Authenticating with a User Account

If you provisioned the service with init_users, authenticate using the authenticate_user tool to obtain a session token. In the following example, a curl command authenticates as user alice:

curl -sX POST http://host-1:8080/mcp/v1 \
    -H "Content-Type: application/json" \
    -d '{
        "jsonrpc": "2.0",
        "id": 1,
        "method": "tools/call",
        "params": {
            "name": "authenticate_user",
            "arguments": {
                "username": "alice",
                "password": "s3cr3t"
            }
        }
    }' | jq .

A successful response returns a session_token you can use as a Bearer token for subsequent requests:

{
  "jsonrpc": "2.0",
  "id": 1,
  "result": {
    "content": [
      {
        "type": "text",
        "text": "{\"expires_at\":\"...\",\"message\":\"Authentication successful\",\"session_token\":\"<token>\",\"success\":true}"
      }
    ]
  }
}

Connecting with Claude Desktop

You can connect Claude Desktop to the MCP server using mcp-remote. Claude provides its own LLM; the MCP server only serves tools. This works regardless of the llm_enabled setting.
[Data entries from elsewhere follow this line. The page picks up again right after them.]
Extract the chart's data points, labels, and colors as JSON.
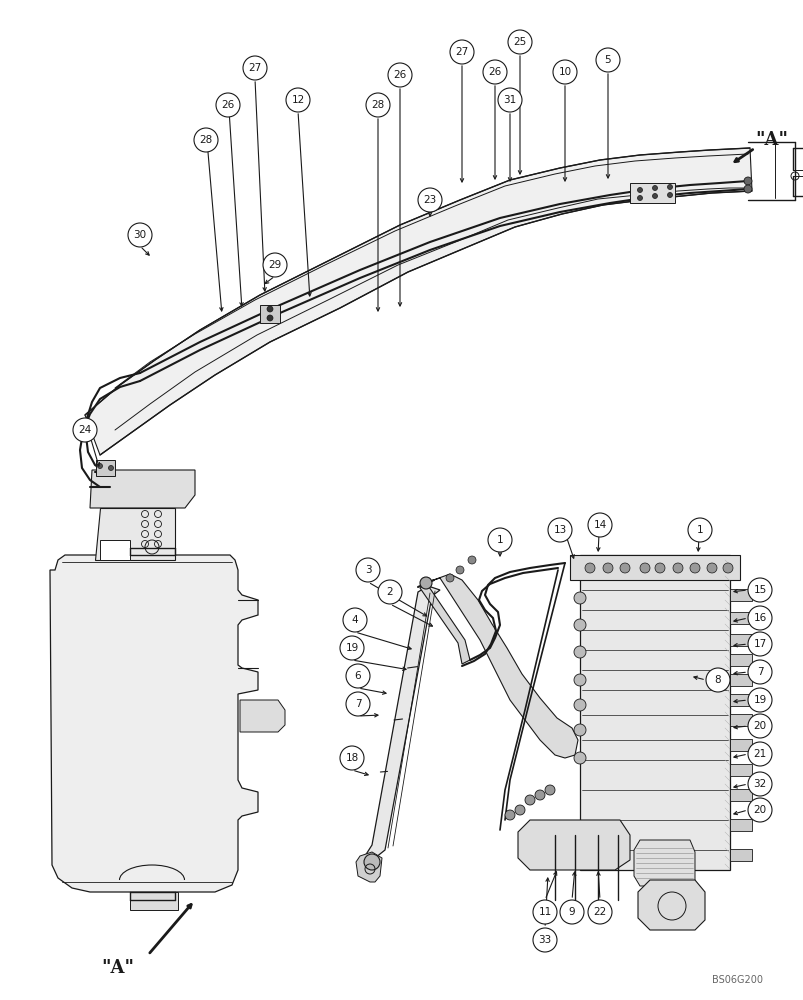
{
  "bg_color": "#ffffff",
  "line_color": "#1a1a1a",
  "watermark": "BS06G200",
  "fig_width": 8.04,
  "fig_height": 10.0,
  "dpi": 100
}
Add the following to your Claude Desktop config (~/Library/Application Support/Claude/claude_desktop_config.json on macOS):

{
  "mcpServers": {
    "pgedge": {
      "command": "npx",
      "args": [
        "mcp-remote",
        "http://{host}:{port}/mcp/v1",
        "--header",
        "Authorization: Bearer {token}"
      ]
    }
  }
}

Replace {host} and {port} with the host and port of your MCP service instance. Replace {token} with your init_token or a session token from authenticate_user.

Restart Claude Desktop to apply the configuration. The pgEdge MCP tools will then appear in your conversations.